Maddy comes close enough to press against me. Her whole body is shaking and her breath is coming in short little puffs. She has to come this time because she knows where the tower is, but I can’t ask her to do it again. When I come back, I’ll come on my own.
Because if anything goes wrong–
“I think we’re okay,” I say.
We step slowly out from the ditch to cross the crossroads, looking all around us, stepping lightly in the gravel.
“Going somewhere?” says a voice.
Maddy takes in a sharp breath behind me. There’s a soldier leaning against a tree, his legs crossed like he couldn’t be more relaxed.
Even in the moonlight I can see the rifle hanging lazily from his hand.
“Little late to be out, innit?”
“We got lost,” I sputter. “We were separated from–”
“Yeah,” he interrupts. “I’ll bet.”
He strikes a match against the zip of his uniform jacket. In the flare of light, I see SERGEANT HAMMAR written across his pocket. He uses the match to light a cigarette in his mouth.
Cigarettes were banned by the Mayor.
But I guess if you’re an officer.
An officer without Noise who can hide in the dark.
He takes a step forward and we see his face. He’s got a smile on over the cigarette, an ugly one, the ugliest I’ve ever seen.
“You?” he says, recognition in his voice as he gets nearer.
As he raises his rifle.
“Yer the girl,” he says, looking at me.
“Viola?” Maddy whispers, a step behind me and to my right.
“Mayor Prentiss knows me,” I say. “You won’t harm me.”
He inhales on the cigarette, flashing the ember, making a streak against my vision. “President Prentiss knows you.”

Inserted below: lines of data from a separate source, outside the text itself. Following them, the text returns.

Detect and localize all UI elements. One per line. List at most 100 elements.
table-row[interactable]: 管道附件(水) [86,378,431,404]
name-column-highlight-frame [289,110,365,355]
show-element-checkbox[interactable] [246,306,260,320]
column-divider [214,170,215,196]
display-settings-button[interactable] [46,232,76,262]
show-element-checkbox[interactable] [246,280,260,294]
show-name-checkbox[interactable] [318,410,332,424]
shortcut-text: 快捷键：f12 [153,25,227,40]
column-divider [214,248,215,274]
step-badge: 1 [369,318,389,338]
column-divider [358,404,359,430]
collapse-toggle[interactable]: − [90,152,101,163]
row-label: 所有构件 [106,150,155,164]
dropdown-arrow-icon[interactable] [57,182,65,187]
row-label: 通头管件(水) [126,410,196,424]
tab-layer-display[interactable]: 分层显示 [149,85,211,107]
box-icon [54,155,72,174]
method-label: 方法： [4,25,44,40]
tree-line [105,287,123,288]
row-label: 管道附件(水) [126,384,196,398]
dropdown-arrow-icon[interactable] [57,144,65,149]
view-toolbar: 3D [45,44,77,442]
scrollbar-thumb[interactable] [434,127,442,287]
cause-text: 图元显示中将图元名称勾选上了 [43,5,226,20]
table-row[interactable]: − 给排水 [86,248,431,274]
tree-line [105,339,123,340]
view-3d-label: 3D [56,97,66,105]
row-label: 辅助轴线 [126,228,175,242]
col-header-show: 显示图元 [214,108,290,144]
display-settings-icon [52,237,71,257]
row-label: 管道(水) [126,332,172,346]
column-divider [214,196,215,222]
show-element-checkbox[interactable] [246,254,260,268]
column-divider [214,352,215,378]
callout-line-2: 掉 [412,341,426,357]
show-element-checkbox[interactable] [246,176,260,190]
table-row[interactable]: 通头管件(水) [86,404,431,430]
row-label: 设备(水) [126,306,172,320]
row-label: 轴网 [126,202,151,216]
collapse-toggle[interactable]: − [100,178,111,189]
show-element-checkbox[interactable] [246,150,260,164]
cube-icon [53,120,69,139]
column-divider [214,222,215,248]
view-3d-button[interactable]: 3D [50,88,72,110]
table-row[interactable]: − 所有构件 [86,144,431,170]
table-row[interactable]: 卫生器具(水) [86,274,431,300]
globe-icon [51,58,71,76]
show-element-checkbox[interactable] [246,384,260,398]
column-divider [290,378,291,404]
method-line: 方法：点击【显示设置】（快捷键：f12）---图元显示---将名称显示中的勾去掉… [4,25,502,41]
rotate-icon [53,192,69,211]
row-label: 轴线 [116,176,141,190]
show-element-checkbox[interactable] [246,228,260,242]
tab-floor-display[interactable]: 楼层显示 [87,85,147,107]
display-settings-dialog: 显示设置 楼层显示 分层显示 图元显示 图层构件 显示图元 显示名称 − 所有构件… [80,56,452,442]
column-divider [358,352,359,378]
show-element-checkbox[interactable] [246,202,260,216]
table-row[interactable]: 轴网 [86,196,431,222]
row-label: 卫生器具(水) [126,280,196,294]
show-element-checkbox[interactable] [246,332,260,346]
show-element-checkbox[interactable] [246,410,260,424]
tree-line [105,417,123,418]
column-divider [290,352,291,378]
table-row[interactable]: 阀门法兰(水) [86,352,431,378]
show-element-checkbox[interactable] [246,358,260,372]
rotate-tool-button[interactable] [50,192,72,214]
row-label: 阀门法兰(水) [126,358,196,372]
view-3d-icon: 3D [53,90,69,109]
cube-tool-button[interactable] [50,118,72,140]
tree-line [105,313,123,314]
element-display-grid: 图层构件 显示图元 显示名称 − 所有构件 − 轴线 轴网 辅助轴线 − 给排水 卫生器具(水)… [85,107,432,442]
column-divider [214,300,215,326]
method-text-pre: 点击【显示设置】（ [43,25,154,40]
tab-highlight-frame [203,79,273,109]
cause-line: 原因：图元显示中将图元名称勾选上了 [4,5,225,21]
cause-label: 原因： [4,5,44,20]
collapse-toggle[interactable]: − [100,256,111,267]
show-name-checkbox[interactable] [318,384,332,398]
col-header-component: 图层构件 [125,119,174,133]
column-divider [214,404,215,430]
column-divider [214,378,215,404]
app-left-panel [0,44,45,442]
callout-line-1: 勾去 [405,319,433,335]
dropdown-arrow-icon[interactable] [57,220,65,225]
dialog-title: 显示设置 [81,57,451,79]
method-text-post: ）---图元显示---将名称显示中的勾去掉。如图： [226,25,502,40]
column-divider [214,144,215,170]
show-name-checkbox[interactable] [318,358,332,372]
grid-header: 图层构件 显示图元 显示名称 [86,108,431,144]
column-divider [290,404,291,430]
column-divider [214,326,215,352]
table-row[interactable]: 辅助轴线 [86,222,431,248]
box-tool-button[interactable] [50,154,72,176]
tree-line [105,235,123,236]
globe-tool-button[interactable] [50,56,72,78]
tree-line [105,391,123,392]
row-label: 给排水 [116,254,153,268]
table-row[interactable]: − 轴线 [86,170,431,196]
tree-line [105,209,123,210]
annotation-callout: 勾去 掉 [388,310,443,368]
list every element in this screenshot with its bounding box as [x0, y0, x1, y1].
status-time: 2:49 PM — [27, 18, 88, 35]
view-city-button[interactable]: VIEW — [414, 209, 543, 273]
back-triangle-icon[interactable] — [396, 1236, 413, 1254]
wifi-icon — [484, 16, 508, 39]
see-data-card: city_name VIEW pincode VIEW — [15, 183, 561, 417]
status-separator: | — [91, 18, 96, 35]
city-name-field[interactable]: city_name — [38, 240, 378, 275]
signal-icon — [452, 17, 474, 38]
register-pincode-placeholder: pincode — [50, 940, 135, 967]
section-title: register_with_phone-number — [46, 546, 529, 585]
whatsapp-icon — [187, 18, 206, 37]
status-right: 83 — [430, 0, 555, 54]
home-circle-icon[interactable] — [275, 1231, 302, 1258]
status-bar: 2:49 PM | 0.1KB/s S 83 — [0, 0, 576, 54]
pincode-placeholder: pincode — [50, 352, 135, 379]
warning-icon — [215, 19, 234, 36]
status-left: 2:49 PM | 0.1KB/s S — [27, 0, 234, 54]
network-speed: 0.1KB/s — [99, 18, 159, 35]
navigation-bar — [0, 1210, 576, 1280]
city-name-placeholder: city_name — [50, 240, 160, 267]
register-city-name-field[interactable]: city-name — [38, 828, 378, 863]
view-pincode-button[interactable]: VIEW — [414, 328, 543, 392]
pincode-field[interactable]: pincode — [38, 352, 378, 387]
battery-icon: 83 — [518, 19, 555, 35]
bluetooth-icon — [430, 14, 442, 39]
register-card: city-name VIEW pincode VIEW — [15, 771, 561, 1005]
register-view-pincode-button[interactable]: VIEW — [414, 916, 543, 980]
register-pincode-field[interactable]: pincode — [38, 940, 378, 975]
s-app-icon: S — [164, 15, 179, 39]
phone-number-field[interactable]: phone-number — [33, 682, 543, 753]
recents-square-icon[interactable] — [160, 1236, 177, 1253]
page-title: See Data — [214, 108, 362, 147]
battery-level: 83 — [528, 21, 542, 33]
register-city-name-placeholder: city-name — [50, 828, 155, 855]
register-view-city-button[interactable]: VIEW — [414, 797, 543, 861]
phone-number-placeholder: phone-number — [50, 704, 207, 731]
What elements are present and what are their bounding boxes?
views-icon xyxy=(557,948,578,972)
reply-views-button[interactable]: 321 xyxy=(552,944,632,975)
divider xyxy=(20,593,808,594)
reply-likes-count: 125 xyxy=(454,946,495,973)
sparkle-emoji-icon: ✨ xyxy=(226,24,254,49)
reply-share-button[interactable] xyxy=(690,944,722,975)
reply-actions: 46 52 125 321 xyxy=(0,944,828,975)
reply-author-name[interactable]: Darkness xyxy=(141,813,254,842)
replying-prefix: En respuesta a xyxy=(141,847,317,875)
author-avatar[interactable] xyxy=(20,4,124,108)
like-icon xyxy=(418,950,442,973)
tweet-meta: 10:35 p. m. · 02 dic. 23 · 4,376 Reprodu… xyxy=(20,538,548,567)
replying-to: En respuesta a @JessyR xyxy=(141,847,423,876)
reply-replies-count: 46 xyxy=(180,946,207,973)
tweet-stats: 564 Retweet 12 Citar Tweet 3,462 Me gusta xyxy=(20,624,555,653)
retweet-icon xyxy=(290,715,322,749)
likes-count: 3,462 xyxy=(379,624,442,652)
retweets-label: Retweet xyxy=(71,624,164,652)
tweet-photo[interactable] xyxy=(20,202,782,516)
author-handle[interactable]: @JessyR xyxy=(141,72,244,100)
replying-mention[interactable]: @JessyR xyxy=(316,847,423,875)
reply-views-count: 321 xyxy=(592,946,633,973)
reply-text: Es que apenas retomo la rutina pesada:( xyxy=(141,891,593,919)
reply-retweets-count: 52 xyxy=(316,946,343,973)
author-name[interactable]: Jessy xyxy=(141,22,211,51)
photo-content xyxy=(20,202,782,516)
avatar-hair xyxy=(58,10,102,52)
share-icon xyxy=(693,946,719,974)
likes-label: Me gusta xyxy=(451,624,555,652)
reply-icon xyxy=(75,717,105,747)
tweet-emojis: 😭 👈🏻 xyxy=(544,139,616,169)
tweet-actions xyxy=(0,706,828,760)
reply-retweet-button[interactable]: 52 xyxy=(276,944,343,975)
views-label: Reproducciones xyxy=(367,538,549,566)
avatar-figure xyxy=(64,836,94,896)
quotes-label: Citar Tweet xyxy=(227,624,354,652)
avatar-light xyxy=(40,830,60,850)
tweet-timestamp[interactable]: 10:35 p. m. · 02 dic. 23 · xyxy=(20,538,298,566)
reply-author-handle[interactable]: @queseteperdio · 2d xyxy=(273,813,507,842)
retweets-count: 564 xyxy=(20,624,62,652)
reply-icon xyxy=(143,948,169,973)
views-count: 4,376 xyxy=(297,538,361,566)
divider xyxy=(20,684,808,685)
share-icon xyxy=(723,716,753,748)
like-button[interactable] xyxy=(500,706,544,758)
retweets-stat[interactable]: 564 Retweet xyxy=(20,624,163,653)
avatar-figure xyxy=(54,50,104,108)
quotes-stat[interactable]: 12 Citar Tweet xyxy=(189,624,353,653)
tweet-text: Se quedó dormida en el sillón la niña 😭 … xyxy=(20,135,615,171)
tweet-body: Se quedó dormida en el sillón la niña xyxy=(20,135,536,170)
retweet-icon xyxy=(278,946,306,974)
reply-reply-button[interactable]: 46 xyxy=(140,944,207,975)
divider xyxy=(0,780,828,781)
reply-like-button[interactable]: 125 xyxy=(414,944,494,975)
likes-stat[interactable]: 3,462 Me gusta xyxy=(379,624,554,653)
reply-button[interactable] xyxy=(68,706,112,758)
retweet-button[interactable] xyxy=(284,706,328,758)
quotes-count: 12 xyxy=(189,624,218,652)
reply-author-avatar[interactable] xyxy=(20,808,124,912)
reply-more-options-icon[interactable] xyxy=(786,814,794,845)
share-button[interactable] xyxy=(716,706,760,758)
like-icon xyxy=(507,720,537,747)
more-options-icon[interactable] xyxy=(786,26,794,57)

Then he looks at Maddy, pointing at her with the rifle.
“I don’t reckon he knows you, tho.”
And before I can say anything–
Without giving any kind of warning–
As if it was as natural to him as taking his next breath–
Sergeant Hammar pulls the trigger.
[TODD]
“Your turn to do the bog,” Davy says, throwing me the canister of lime.
We never see the Spackle use the corner where they’ve dug a bog to do their business but every morning it’s a little bit bigger and stinks a little bit more and it needs lime powdered over it to cut down on the smell and the danger of infeckshun.
I hope it works better on infeckshun than it does on smell.
“Why ain’t it never yer turn?” I say.
“Cuz Pa may think yer the better man, pigpiss,” Davy says, “but he still put me in charge.”
And he grins at me.
I start walking to the bog.
The days passed and they kept passing, till there was two full weeks of ’em gone and more.
I stayed alive and got thru.
(did she?)
(did she?)
Davy and I ride to the monastery every morning and he “oversees” the Spackle tearing down fences and pulling up brambles and I spend the day shovelling out not enough fodder and trying and failing to fix the last two water pumps and taking every turn to do the bog.
The Spackle’ve stayed silent, still not doing nothing that could save themselves, fifteen hundred of ’em when we finally got ’em counted, crammed into an area where I wouldn’t herd two hundred sheep. More guards came, standing along the top of the stone wall, rifles pointed twixt rows of barbed wire, but the Spackle don’t do nothing that even comes close to threatening.
They’ve stayed alive. They’ve got thru it.
And so has New Prentisstown.
Every day, Mayor Ledger tells me what he sees out on his rubbish rounds. Men and women are still separated and there are more taxes, more rules about dress, a list of books to be surrendered and burned, and compulsory church attendance, tho not in the cathedral, of course.
But it’s also started to act like a real town again. The stores are back open, carts and fissionbikes and even a fissioncar or two are back on the roads. Men’ve gone back to work. Repairmen returned to repairing, bakers returned to baking, farmers returned to farming, loggers returned to logging, some of ’em even signing up to join the army itself, tho you can tell who the new soldiers are cuz they ain’t been given the cure yet.
“You know,” Mayor Ledger said one night and I could see it in his Noise before he said it, see the thought forming, the thought I hadn’t thought myself, the thought I hadn’t let myself think. “It’s not nearly as bad as I thought,” he said. “I expected slaughter. I expected my own death, certainly, and perhaps the burning of the entire town. The surrender was a fool’s chance at best, but maybe he’s not lying.”